عَنْ عُباَدَةَ ابْنِ صَامِتِ أَنَّ رَسُوْلَ اللهِ صَلَّى اللهُ عَلَيْهِ وَسَلَّمَ قَضَى أَنْ لاَ ضَرَرَ وَلاَ ضِرَارَ. -رواه أحمد وابن ماجة

“Dari Ubadah bin Shamit; bahwasanya Rasulullah shallallahu ‘alaihi wa sallam menetapkan tidak boleh membahayakan diri sendiri dan tidak boleh pula membahayakan orang lain.” [HR. Ahmad dan Ibnu Majah].

Hadits ini kemudian menjadi dasar dilahirkan kaedah fiqih yang menyebutkan,

اَلضَّرَرُ يُـزَالُ

“Kemudharatan harus dihilangkan.”

  1. Muamalah dilaksanakan dengan memelihara nilai-nilai Islam yang universal, rahmatan lil ‘Alamin. Sebagaimana firman Allah ta’ala dalam Al-Quran,

وَنَزَّلْنَا عَلَيْكَ الْكِتَابَ تِبْيَانًا لِكُلِّ شَيْءٍ وَهُدًى وَرَحْمَةً وَبُشْرَىٰ لِلْمُسْلِمِينَ

“Kami telah menurunkan kepada kamu al-Kitab (al-Quran) sebagai penjelasan atas segala sesuatu, petunjuk, rahmat dan kabar gembira bagi kaum Muslim.” [QS. An-Nahl: 89].

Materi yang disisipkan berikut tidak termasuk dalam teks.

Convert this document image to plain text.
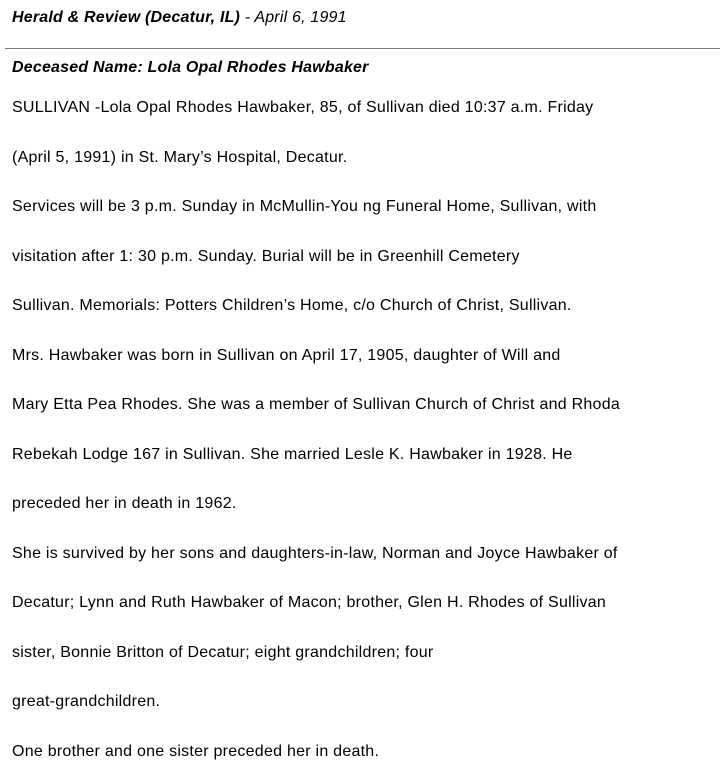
Herald & Review (Decatur, IL) - April 6, 1991
Deceased Name: Lola Opal Rhodes Hawbaker
SULLIVAN -Lola Opal Rhodes Hawbaker, 85, of Sullivan died 10:37 a.m. Friday
(April 5, 1991) in St. Mary’s Hospital, Decatur.
Services will be 3 p.m. Sunday in McMullin-You ng Funeral Home, Sullivan, with
visitation after 1: 30 p.m. Sunday. Burial will be in Greenhill Cemetery
Sullivan. Memorials: Potters Children’s Home, c/o Church of Christ, Sullivan.
Mrs. Hawbaker was born in Sullivan on April 17, 1905, daughter of Will and
Mary Etta Pea Rhodes. She was a member of Sullivan Church of Christ and Rhoda
Rebekah Lodge 167 in Sullivan. She married Lesle K. Hawbaker in 1928. He
preceded her in death in 1962.
She is survived by her sons and daughters-in-law, Norman and Joyce Hawbaker of
Decatur; Lynn and Ruth Hawbaker of Macon; brother, Glen H. Rhodes of Sullivan
sister, Bonnie Britton of Decatur; eight grandchildren; four
great-grandchildren.
One brother and one sister preceded her in death.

وَ ما اَرْسَلْناکَ اِلاَّ رَحْمَهً لِلْعالَمِینَ

“Dan tiadalah Kami mengutusmu, melainkan untuk (menjadi) rahmat bagi semesta alam.” [QS. Al-Anbiya: 107].

Rahmatan Lil ‘alamin, di mana kegiatan muamalah yang dilakukan sejatinya mendatangkan kebaikan kepada seluruh makhluk, termasuk tumbuh-tumbuhan, hewan dan lingkungan. Rahmatan Lil ‘alamin, juga bermakna bahwa aktivitas muamalah yang kita lakukan tidak hanya dirasakan manfaatnya oleh umat Islam, tetapi juga nonmuslim bahkan manusia sejagat. Karena muamalah Islam membawa prinsip-prinsip global dan universal. Sebagaimana disebutkan dalam Al-Quran,

لَا يَنْهَاكُمُ اللَّهُ عَنِ الَّذِينَ لَمْ يُقَاتِلُوكُمْ فِي الدِّينِ وَلَمْ يُخْرِجُوكُمْ مِنْ دِيَارِكُمْ أَنْ تَبَرُّوهُمْ وَتُقْسِطُوا إِلَيْهِمْ إِنَّ اللَّهَ يُحِبُّ الْمُقْسِطِينَ

“Allah tidak melarang kamu berbuat baik dan berlaku adil terhadap orang-orang yang tidak memerangi kamu karena agama dan mengusir kamu dari negerimu. Sungguhn, Allah mencintai orang-orang yang berlaku adil.” [QS. Al-Mumtahanah: 8].

 

Urgensi Fiqih Muamalah

Fiqih Muamalah, menduduki posisi yang penting dan urgen dalam agama Islam. Hampir tidak ada manusia yang tidak terlibat dalam aktivitas muamalah, karena itu hukum mempelajarinya wajib (fardhu) bagi setiap muslim. Kewajiban itu disebabkan setiap muslim tidak terlepas dari aktivitas ekonomi. Bahkan sebagian besar waktu yang dihabiskan seorang manusia adalah untuk kegiatan muamalah, atau mencari nafkah untuk memenuhi kebutuhan diri dan keluarganya.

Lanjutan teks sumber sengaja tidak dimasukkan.